Bowtie2 execution on the transcriptome assembly indicated 83.45% of proper pairs out of the RNA-seq fragments aligned to the transcriptome (Table 3). Only 10.2% of the fragments were recorded as improper pairs.

Table 3.

Summary of statistics of Bowtie validation.

Read type Count %
Proper pairs 145,103,817 83.45
Improper pairs 17,730,957 10.2
Right only 5,553,993 3.19
Left only 5,495,262 3.16
Total aligned rnaseq fragments 173,884,029

Bowtie2 program83 provides statistics as to how many cleaned reads actually represent the assembly. Assembly quality is high if at least 70–80% of sequence reads were mapped back to the assembly by Bowtie2102. The current assembly quality can be considered high since more than 80% of the reads indicated to be proper pairs.
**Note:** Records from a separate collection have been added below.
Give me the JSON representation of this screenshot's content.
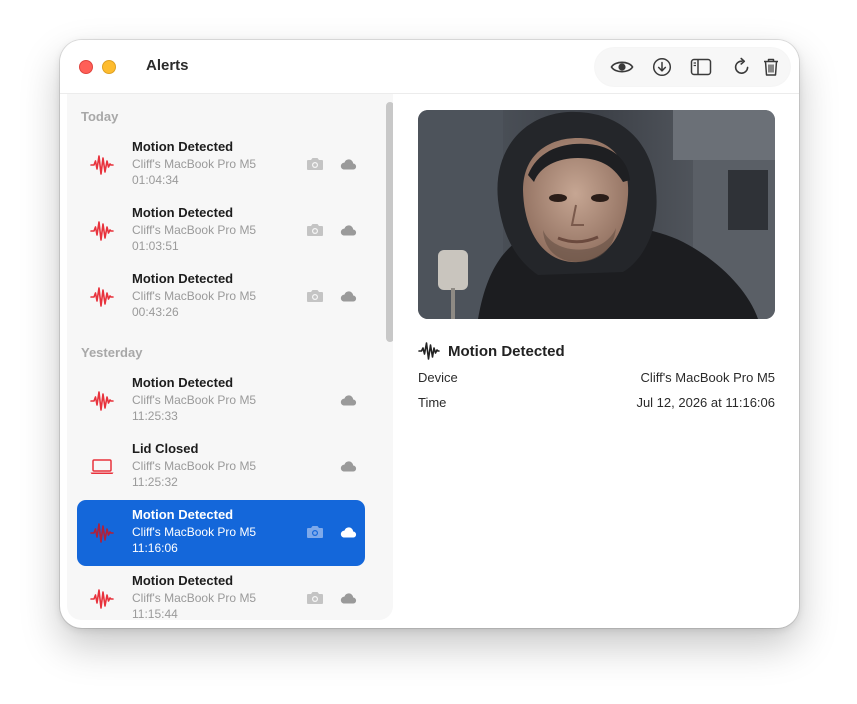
{
  "window": {
    "title": "Alerts",
    "traffic_lights": {
      "close_color": "#ff5f57",
      "minimize_color": "#febc2e"
    }
  },
  "toolbar": {
    "buttons": [
      {
        "name": "eye-icon"
      },
      {
        "name": "download-icon"
      },
      {
        "name": "sidebar-toggle-icon"
      },
      {
        "name": "refresh-icon"
      },
      {
        "name": "trash-icon"
      }
    ]
  },
  "sidebar": {
    "sections": [
      {
        "header": "Today",
        "items": [
          {
            "title": "Motion Detected",
            "device": "Cliff's MacBook Pro M5",
            "time": "01:04:34",
            "icon": "motion-waveform-icon",
            "has_camera": true,
            "has_cloud": true
          },
          {
            "title": "Motion Detected",
            "device": "Cliff's MacBook Pro M5",
            "time": "01:03:51",
            "icon": "motion-waveform-icon",
            "has_camera": true,
            "has_cloud": true
          },
          {
            "title": "Motion Detected",
            "device": "Cliff's MacBook Pro M5",
            "time": "00:43:26",
            "icon": "motion-waveform-icon",
            "has_camera": true,
            "has_cloud": true
          }
        ]
      },
      {
        "header": "Yesterday",
        "items": [
          {
            "title": "Motion Detected",
            "device": "Cliff's MacBook Pro M5",
            "time": "11:25:33",
            "icon": "motion-waveform-icon",
            "has_camera": false,
            "has_cloud": true
          },
          {
            "title": "Lid Closed",
            "device": "Cliff's MacBook Pro M5",
            "time": "11:25:32",
            "icon": "laptop-icon",
            "has_camera": false,
            "has_cloud": true
          },
          {
            "title": "Motion Detected",
            "device": "Cliff's MacBook Pro M5",
            "time": "11:16:06",
            "icon": "motion-waveform-icon",
            "has_camera": true,
            "has_cloud": true,
            "selected": true
          },
          {
            "title": "Motion Detected",
            "device": "Cliff's MacBook Pro M5",
            "time": "11:15:44",
            "icon": "motion-waveform-icon",
            "has_camera": true,
            "has_cloud": true
          }
        ]
      }
    ]
  },
  "detail": {
    "title": "Motion Detected",
    "device_label": "Device",
    "device_value": "Cliff's MacBook Pro M5",
    "time_label": "Time",
    "time_value": "Jul 12, 2026 at 11:16:06"
  },
  "colors": {
    "accent": "#1467da",
    "alert_red": "#e8323c",
    "icon_gray": "#9a9a9a"
  }
}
Given that the assembly was generated from many short reads as well as reads with average quality, this alignment is justifiable for the quality of the transcriptome.
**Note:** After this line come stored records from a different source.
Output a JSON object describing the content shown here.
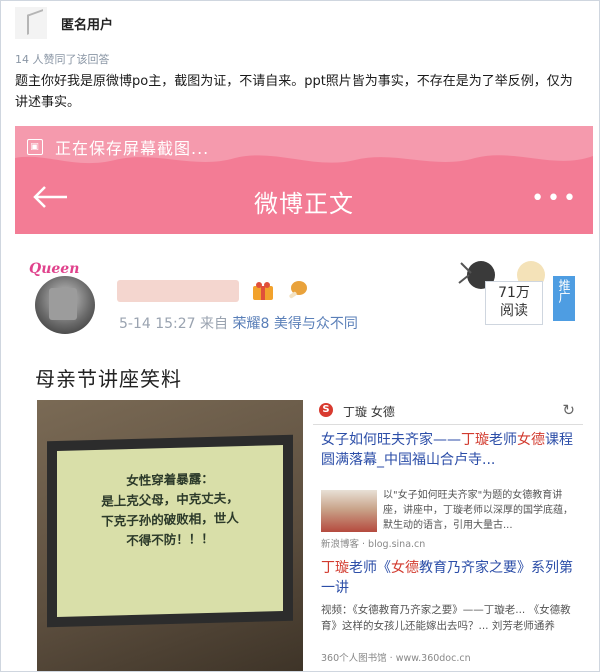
{
  "answer": {
    "username": "匿名用户",
    "likes_text": "14 人赞同了该回答",
    "body": "题主你好我是原微博po主，截图为证，不请自来。ppt照片皆为事实，不存在是为了举反例，仅为讲述事实。"
  },
  "screenshot": {
    "saving_text": "正在保存屏幕截图...",
    "page_title": "微博正文",
    "queen_label": "Queen",
    "post_meta_time": "5-14 15:27",
    "post_meta_from": "来自",
    "post_meta_source": "荣耀8 美得与众不同",
    "reads_count": "71万",
    "reads_label": "阅读",
    "promote_label": "推广",
    "post_title": "母亲节讲座笑料",
    "slide_lines": [
      "女性穿着暴露：",
      "是上克父母，中克丈夫，",
      "下克子孙的破败相，世人",
      "不得不防！！！"
    ],
    "search": {
      "query": "丁璇 女德",
      "result1_title_a": "女子如何旺夫齐家——",
      "result1_title_hl1": "丁璇",
      "result1_title_b": "老师",
      "result1_title_hl2": "女德",
      "result1_title_c": "课程圆满落幕_中国福山合卢寺...",
      "result1_snippet": "以\"女子如何旺夫齐家\"为题的女德教育讲座，讲座中，丁璇老师以深厚的国学底蕴，默生动的语言，引用大量古...",
      "result1_source": "新浪博客 · blog.sina.cn",
      "result2_title_a": "丁璇",
      "result2_title_b": "老师《",
      "result2_title_hl": "女德",
      "result2_title_c": "教育乃齐家之要》系列第一讲",
      "result2_snippet": "视频：《女德教育乃齐家之要》——丁璇老... 《女德教育》这样的女孩儿还能嫁出去吗？... 刘芳老师通养",
      "result2_source": "360个人图书馆 · www.360doc.cn"
    }
  }
}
BUSCO is a tool to assess completeness of genome assembly, gene set and transcriptome. It is based on the concept of single-copy orthologs that should be highly conserved among the closely related species. The BUSCO assessment reported that out of the 303 BUSCO groups searched using a global reference, 91.7% of the S. album transcriptome were complete orthologs, while only 1.4% were missing (Table 4).

Table 4.

Summary of statistics of BUSCO validation.

BUSCO type Count %
Complete 278 91.7
Complete and single-copy 78 25.7
Complete and duplicated 200 66
Fragmented 21 6.9
Missing 4 1.4
Total BUSCO groups searched 303

The high percentage of complete single-copy orthologs generated by the BUSCO assessment tool84 suggests a high quality and near-complete assembly since more than 90% of complete orthologs were present. The higher number of duplicated orthologs out of the complete orthologs indicates that multiple copies of full-length orthologs are found in the assembly. Since this is a transcriptome assembly, where multiple sequences are reconstructed at varying levels of abundance, this metric can be considered normal.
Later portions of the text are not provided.